The queue was moving fast - but not fast enough. Suddenly, a young man was at my side.
"You're pretty," he said. "Do you do threesomes?" He was so stunning, so breathtakingly gorgeous, that the part of my brain not concentrating on controlling my bladder thought: "Whatever you say." Mutely, I showed him my wedding ring.
"Do they still count in your world?" He was touching my hair, sadly.
"Must pee," I stammered. It was safe. It was true.
"Right!" He sprang into action. He said that, as soon as he spotted a door opening, he would blow his whistle and I had to run as fast as I could to beat the person at the front of the queue.
"But that's unfair," I hissed, sweating now. Again, he gave me the sad, head-tilted look. It asked: do queues count in your world, too?
"But it's fun," he laughed. "Wheee!" He blew the whistle and obediently I hurtled past the girl at the front of the queue, hurling myself into the stinky lavatory. I knew he'd be gone by the time I got out. After the immense physical relief had passed, I felt a sense of loss for my new friend. He really was the most beautiful person I had ever laid eyes on. No matter that he had obviously taken at least a dozen Es, that I was married and he was as gay as a Highland fling - it made me breathless just looking at him.
But when I walked back past the queue, there he was.
"Oh, you were so great. Did you see her face? Classic! What a laugh. You're fantastic. Let's be friends for the whole day. Only mates, though, because you're an old-fashioned girl, right?" He winked at me, knowing that in another life, another dimension, something along the lines of a planet of no inhibitions on Star Trek, I was throwing my clothes in the air.
He was 17. Ecstasy and striking good looks gave him confidence beyond his years. We parted blowing wildly elaborate kisses at one another. How cruel his world is - to torment the rest of us with its anything-for-fun, eternally teenaged lifestyle.
Occasionally, I go to church. This Sunday, it was a "Family Service", which even parents loathe. We have to keep our Hellions quiet, putting on Christian-like airs and graces and mumbling "Don't do that, darling" through gritted teeth.
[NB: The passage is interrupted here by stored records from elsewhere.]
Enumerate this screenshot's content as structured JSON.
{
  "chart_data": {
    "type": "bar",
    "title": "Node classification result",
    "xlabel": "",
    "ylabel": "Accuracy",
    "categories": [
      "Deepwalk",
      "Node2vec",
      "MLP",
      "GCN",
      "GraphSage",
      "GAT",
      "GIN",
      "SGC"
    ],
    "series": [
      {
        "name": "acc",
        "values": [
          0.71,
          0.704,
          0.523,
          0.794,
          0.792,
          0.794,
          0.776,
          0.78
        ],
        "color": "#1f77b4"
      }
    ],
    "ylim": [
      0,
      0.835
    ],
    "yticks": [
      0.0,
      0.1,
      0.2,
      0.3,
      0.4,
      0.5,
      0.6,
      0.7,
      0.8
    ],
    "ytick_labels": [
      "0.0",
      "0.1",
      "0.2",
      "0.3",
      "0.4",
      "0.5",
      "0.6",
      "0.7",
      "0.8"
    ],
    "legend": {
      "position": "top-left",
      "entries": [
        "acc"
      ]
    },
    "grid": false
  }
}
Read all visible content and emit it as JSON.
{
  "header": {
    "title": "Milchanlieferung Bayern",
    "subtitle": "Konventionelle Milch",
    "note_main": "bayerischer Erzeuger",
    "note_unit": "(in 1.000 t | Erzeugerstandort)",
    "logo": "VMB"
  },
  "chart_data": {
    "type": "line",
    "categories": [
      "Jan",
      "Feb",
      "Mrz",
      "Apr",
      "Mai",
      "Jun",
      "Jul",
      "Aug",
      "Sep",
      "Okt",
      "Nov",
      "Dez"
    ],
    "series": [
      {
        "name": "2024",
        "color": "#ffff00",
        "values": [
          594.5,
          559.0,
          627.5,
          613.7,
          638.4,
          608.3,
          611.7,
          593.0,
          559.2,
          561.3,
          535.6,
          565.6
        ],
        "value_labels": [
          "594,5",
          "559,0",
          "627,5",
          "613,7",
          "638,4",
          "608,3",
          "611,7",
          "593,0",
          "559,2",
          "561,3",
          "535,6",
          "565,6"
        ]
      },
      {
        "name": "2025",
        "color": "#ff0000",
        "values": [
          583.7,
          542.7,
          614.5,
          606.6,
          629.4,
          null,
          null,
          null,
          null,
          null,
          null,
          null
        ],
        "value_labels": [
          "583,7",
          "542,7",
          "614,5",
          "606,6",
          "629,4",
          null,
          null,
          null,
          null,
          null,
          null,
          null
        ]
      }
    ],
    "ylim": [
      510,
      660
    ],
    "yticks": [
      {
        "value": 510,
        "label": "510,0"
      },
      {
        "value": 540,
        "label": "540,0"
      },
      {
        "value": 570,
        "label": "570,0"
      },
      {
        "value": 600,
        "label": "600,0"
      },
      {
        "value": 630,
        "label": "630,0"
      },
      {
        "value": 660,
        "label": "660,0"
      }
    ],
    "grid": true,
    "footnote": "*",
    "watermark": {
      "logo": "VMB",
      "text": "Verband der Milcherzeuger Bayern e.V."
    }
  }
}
A group of young men was sitting behind us. They were smart: in chinos and fashionable short-sleeved, checked shirts. They were very camp. The vicar's helper rushed over to them, holding out his hand.
"Delighted to see you again," he smiled. The group stood up and, one by one, hugged him. At the microphone, a woman reminded us that "this is a family service, so children stay in".
The lads behind my two restless babies groaned dramatically.
"Shall we stick it out or wait to see how bad it gets and go to Starbucks halfway through?"
The vicar began reading Acts 2:42.
"This is going to be an exciting experience," he said, with typical happy-clappy enthusiasm.
"Ooooh," giggled one of the boys. I laughed into my hymn sheet while the boys sang loudly and prayed fervently.